Santé, Soins et Rockn’roll
Pour rappel,
la santé est un état de complet bien-être physique, mental et social,
et ne consiste pas seulement en une absence de maladie ou d’infirmité.
voilà, dans la catégorie j’ai testé pour vous : deux cliniques.
celle de bar le duc et une de reims.
Après de longues semaines d’hospitalisations, de tergiversations de toubibs autour de ma terrrrrrrrrrrrible maladie, mes critères de sélection sont :
- entrée et sortie au bloc
- amabilité des infirmières, aides soignantes, et toubibs.
- disponibilité des cités ci dessus
- explications claires et rapides
alors tout de suite gros carton rouge pour l’anesthésiste de la clinique de REIMS. La madame allumée, m’a gentiment fait croire qu’elle n’était pas anesthésiste. Quand je lui ai parlé de la peur d’être endormi, elle a catégoriquement répliqué “mais non”; Ensuite sans prévenir, pouf, paf, pif, vas y que je t’injecte les seringues. Allez bonne nuit.

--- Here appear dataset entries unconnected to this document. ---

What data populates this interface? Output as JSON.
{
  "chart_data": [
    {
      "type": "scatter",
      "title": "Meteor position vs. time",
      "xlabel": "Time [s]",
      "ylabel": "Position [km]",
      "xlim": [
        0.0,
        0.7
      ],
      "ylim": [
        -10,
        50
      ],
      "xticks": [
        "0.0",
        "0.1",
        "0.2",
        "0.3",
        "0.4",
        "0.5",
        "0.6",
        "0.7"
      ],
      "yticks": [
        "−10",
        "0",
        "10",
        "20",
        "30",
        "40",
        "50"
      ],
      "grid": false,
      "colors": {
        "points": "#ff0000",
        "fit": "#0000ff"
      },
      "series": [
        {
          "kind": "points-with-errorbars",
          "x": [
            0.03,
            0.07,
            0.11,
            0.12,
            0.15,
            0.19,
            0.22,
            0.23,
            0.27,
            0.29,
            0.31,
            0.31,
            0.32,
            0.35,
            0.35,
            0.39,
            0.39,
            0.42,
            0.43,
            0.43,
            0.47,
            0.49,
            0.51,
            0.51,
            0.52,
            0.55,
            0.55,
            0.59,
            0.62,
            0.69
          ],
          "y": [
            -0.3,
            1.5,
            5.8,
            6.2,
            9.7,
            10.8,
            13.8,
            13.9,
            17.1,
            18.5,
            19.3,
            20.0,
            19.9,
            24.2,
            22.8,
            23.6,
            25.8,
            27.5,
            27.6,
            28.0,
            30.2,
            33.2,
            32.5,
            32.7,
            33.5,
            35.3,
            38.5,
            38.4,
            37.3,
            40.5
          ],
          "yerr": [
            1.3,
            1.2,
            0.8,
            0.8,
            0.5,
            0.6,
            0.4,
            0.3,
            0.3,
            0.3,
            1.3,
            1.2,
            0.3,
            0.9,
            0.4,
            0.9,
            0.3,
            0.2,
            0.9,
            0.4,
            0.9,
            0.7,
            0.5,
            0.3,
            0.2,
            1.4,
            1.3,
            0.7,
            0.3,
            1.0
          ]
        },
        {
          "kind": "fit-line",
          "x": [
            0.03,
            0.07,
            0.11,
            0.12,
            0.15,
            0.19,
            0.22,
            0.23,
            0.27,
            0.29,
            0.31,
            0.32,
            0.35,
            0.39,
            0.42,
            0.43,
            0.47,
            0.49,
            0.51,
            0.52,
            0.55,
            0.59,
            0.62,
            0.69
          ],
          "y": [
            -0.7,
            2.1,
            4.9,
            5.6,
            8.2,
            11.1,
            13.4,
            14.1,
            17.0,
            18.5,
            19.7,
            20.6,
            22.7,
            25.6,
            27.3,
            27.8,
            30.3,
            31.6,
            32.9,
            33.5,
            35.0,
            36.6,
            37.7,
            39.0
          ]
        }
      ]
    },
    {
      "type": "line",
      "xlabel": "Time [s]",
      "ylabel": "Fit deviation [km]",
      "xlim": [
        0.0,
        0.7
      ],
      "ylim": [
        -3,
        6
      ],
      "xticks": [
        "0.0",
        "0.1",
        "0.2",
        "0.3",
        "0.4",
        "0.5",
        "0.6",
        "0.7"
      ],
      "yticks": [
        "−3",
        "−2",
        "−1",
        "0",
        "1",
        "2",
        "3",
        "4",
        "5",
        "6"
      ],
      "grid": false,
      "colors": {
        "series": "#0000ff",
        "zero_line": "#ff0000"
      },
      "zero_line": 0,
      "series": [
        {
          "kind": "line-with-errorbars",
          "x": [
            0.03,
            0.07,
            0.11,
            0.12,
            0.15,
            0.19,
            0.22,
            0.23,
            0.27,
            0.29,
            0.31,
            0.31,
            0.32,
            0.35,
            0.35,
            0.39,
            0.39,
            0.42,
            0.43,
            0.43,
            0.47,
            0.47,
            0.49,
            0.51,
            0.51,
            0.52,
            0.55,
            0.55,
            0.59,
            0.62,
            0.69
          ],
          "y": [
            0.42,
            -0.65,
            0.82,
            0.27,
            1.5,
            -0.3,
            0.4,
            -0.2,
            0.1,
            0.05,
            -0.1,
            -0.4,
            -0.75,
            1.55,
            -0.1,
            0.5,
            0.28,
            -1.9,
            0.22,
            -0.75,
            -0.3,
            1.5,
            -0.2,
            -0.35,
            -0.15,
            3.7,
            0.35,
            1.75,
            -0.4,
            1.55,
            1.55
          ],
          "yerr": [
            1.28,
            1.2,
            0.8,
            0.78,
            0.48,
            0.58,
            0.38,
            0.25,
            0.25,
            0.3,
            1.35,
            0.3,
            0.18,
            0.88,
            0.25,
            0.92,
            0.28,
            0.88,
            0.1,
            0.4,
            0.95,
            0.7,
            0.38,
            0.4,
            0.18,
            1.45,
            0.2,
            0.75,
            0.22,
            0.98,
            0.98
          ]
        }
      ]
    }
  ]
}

autre carton rouge pour cette même clinique, les infirmières de la salle de réveil, plus particulièrement une, qui m’a limite reprochée de ne pas savoir faire la différence entre une nausée et une crise d’angoisse, au réveil de l’opération. Sa collègue racontait combien elle ne supportait plus de travailler au bloc, que la durée de vie d’une infirmière était de sept ans. Ca sent le burn out.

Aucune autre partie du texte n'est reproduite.